Jesus liked her answer. I think it made him grin, maybe even an appreciative laugh. He liked her persistence. She’s like the widow in the story Jesus told who kept banging on the judge’s door until he gave her justice. This woman was not giving up until her daughter was healed. Jesus also recognized that this persistence was accompanied by genuine faith. This woman may not be a Jew, but she had no doubt about who Jesus was and what Jesus was capable of doing. She believed in him and trusted him in a way that many Jews did not. Jesus commended her for her faith and sent her home to a daughter who was already healed.
I wonder what the conversation was like the rest of that day with the disciples. I bet some heads were hanging. Maybe some were shaking. I wonder how long it took them to get it. The sad truth is many even in our own day still don’t get it. Jesus came for everyone, and Jesus didn’t put anyone down.

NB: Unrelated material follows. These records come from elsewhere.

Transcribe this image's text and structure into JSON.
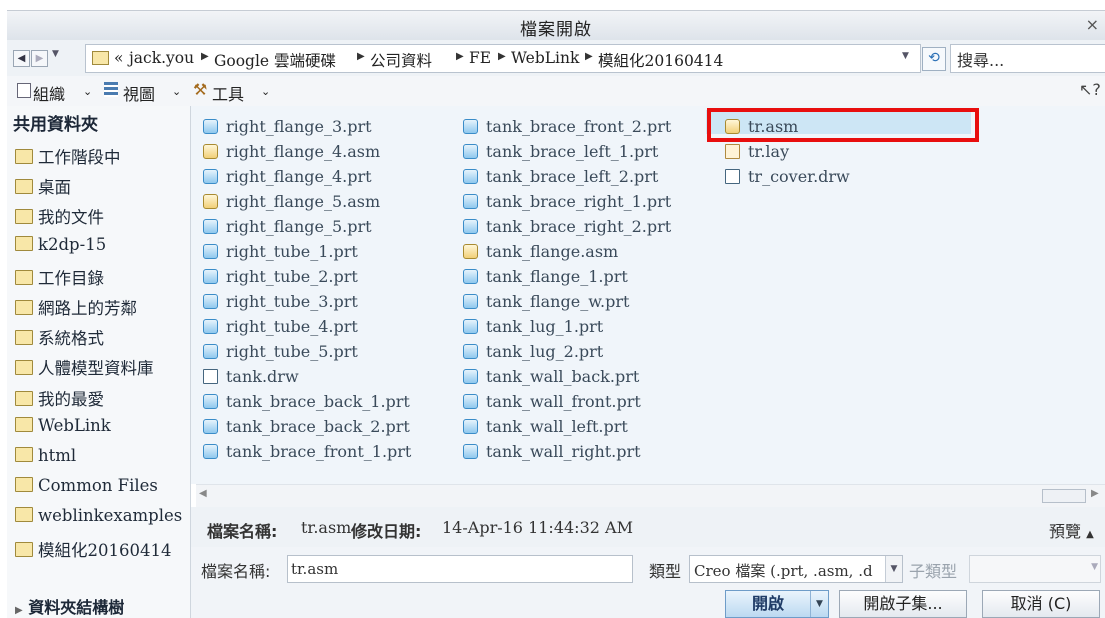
{
  "window": {
    "title": "檔案開啟",
    "close": "×"
  },
  "address": {
    "prefix": "«",
    "crumbs": [
      "jack.you",
      "Google 雲端硬碟",
      "公司資料",
      "FE",
      "WebLink",
      "模組化20160414"
    ],
    "search_placeholder": "搜尋..."
  },
  "toolbar": {
    "organize": "組織",
    "view": "視圖",
    "tools": "工具"
  },
  "sidebar": {
    "header": "共用資料夾",
    "items": [
      "工作階段中",
      "桌面",
      "我的文件",
      "k2dp-15",
      "工作目錄",
      "網路上的芳鄰",
      "系統格式",
      "人體模型資料庫",
      "我的最愛",
      "WebLink",
      "html",
      "Common Files",
      "weblinkexamples",
      "模組化20160414"
    ],
    "folder_tree": "資料夾結構樹"
  },
  "files": {
    "col1": [
      {
        "name": "right_flange_3.prt",
        "type": "prt"
      },
      {
        "name": "right_flange_4.asm",
        "type": "asm"
      },
      {
        "name": "right_flange_4.prt",
        "type": "prt"
      },
      {
        "name": "right_flange_5.asm",
        "type": "asm"
      },
      {
        "name": "right_flange_5.prt",
        "type": "prt"
      },
      {
        "name": "right_tube_1.prt",
        "type": "prt"
      },
      {
        "name": "right_tube_2.prt",
        "type": "prt"
      },
      {
        "name": "right_tube_3.prt",
        "type": "prt"
      },
      {
        "name": "right_tube_4.prt",
        "type": "prt"
      },
      {
        "name": "right_tube_5.prt",
        "type": "prt"
      },
      {
        "name": "tank.drw",
        "type": "drw"
      },
      {
        "name": "tank_brace_back_1.prt",
        "type": "prt"
      },
      {
        "name": "tank_brace_back_2.prt",
        "type": "prt"
      },
      {
        "name": "tank_brace_front_1.prt",
        "type": "prt"
      }
    ],
    "col2": [
      {
        "name": "tank_brace_front_2.prt",
        "type": "prt"
      },
      {
        "name": "tank_brace_left_1.prt",
        "type": "prt"
      },
      {
        "name": "tank_brace_left_2.prt",
        "type": "prt"
      },
      {
        "name": "tank_brace_right_1.prt",
        "type": "prt"
      },
      {
        "name": "tank_brace_right_2.prt",
        "type": "prt"
      },
      {
        "name": "tank_flange.asm",
        "type": "asm"
      },
      {
        "name": "tank_flange_1.prt",
        "type": "prt"
      },
      {
        "name": "tank_flange_w.prt",
        "type": "prt"
      },
      {
        "name": "tank_lug_1.prt",
        "type": "prt"
      },
      {
        "name": "tank_lug_2.prt",
        "type": "prt"
      },
      {
        "name": "tank_wall_back.prt",
        "type": "prt"
      },
      {
        "name": "tank_wall_front.prt",
        "type": "prt"
      },
      {
        "name": "tank_wall_left.prt",
        "type": "prt"
      },
      {
        "name": "tank_wall_right.prt",
        "type": "prt"
      }
    ],
    "col3": [
      {
        "name": "tr.asm",
        "type": "asm",
        "selected": true
      },
      {
        "name": "tr.lay",
        "type": "lay"
      },
      {
        "name": "tr_cover.drw",
        "type": "drw"
      }
    ]
  },
  "info": {
    "name_label": "檔案名稱:",
    "name_value": "tr.asm",
    "date_label": "修改日期:",
    "date_value": "14-Apr-16 11:44:32 AM",
    "preview": "預覽"
  },
  "form": {
    "filename_label": "檔案名稱:",
    "filename_value": "tr.asm",
    "type_label": "類型",
    "type_value": "Creo 檔案 (.prt, .asm, .d",
    "subtype_label": "子類型"
  },
  "buttons": {
    "open": "開啟",
    "open_subset": "開啟子集...",
    "cancel": "取消 (C)"
  },
  "colors": {
    "selection": "#cde6f5",
    "highlight_box": "#e80e0e"
  }
}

I wonder what the celebration was like when the woman got home. I can picture her telling her daughter about this wonderful teacher. Maybe she had fun sharing the conversation and the clever way she and the teacher had communicated. I know she went home with her head held higher, freed from the weight of worry and amazed that a Jewish man had listened to her and helped her.
I wonder what went through Jesus’ mind. I think a smile when he thought of the woman and her daughter. I think a sorrow that his disciples still didn’t understand and a determination to keep confronting them with their own inappropriate attitudes. Soon enough they would need to keep these teachings going, but they had to understand and live it themselves first.
We aren’t told the rest of the story. We just know the healing happened. We don’t get to sit in on the debriefing with the disciples. We don’t even know if one took place.
One teaching/coaching technique is to provide the lesson and let the students take away from it what they can, working out what it means in their own lives for themselves. Jesus may have done that with the disciples. That’s how my coach works with me. Mostly he listens to my stories, to my conclusions, then he may share just a snipet of his own experience or one brief outside observation or ask me one deep question, and then he lets me sit with it and work it through for myself.
There are lots of conclusions and lessons I could draw out from this story for you, but today I’m not going to do that. I want you to take it home, mull it over, talk with each other about the things that come to mind, maybe even come to the Adult Class today to hear a bit more and then share your thoughts, learn from each other. After all of that I hope you will consider what God is asking of you. What do you take away from this story that can change your life, your attitude, your behavior? That may depend on who you are in the story right now: whether you are the one who is hurting and coming to Jesus for help, whether you are the one sitting back holding perspectives that may need to change, whether you are the one hoping to help others and teach others a better way. Talk it over with God, and hear what God has for you today.